Sonic Air Courier Inc., acquired Air Couriers International Inc. (ACI) in May 1984. SonicAir at the time was a 7 million dollar company acquiring a 19 million dollar company there were many challenges ahead and some difficult times. On time performance was only at 85%, and the company had experienced significant financial losses. SonicAir committed itself to the principles of quality improvement and management to turn the company around. The turnaround was so successful that SonicAir was named a "Great Comeback" by Success magazine in August 1990 and "Turnaround of the Year" in 1990 by Venture Capital Magazine.

SonicAir developed the Field Support Bank in 1984 as the company strategically located warehousing to complement its existing same-day service. The company continued to add services as the needs of its customers dictated.

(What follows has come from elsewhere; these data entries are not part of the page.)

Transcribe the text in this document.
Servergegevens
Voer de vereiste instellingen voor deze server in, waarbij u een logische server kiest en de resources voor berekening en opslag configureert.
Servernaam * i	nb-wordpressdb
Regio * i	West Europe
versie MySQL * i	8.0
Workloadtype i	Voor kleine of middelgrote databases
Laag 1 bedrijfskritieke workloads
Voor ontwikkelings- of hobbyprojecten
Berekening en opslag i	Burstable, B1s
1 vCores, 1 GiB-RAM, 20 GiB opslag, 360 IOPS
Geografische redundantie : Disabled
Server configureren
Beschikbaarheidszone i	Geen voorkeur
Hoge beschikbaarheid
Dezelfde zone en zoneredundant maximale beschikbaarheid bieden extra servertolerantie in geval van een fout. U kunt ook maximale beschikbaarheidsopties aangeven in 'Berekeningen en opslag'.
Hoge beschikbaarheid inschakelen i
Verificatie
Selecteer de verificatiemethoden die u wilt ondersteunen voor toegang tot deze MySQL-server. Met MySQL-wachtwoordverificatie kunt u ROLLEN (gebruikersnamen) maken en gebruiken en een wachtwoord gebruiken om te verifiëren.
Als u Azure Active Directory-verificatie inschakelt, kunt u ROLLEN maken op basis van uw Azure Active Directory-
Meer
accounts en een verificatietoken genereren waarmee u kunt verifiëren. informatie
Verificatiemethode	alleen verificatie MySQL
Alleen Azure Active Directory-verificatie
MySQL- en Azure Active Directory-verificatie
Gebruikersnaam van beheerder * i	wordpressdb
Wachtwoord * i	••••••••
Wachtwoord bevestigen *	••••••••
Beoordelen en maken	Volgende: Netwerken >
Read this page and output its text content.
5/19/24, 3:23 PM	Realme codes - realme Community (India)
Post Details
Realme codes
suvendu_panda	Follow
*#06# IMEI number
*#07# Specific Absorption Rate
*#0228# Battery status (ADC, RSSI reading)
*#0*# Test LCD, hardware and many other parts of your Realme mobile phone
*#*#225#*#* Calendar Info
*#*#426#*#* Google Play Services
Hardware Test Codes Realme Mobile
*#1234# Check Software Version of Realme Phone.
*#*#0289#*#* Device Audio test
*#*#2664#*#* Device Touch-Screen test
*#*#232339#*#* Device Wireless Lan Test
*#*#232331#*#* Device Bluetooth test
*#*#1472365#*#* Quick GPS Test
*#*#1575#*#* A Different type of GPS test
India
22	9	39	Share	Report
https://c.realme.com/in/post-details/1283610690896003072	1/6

SonicAir's Field Support Bank business continued to grow with great success for the next ten years attracting the attention of both the United Parcel Service (UPS) and Federal Express (FedEx).

In 1995, UPS acquired SonicAir. It was initially operated as an independently run UPS Logistics Group Company providing worldwide service parts logistics planning, transportation, central parts distribution, returns management, reverse logistics, SmartCourier Field Repair, depot repair and warehousing for after-sale, time-critical product support. In 1997 SonicAir would begin to be branded as a wholly owned subsidiary of UPS.

Growth as part of a UPS subsidiary was rapid, and in February 1999 SonicAir announced that it would be tripling the size of its Louisville operation.

On September 5, 2000, SonicAir became the UPS Logistics Group and many of the initial services it offered would eventually become UPS Express Critical.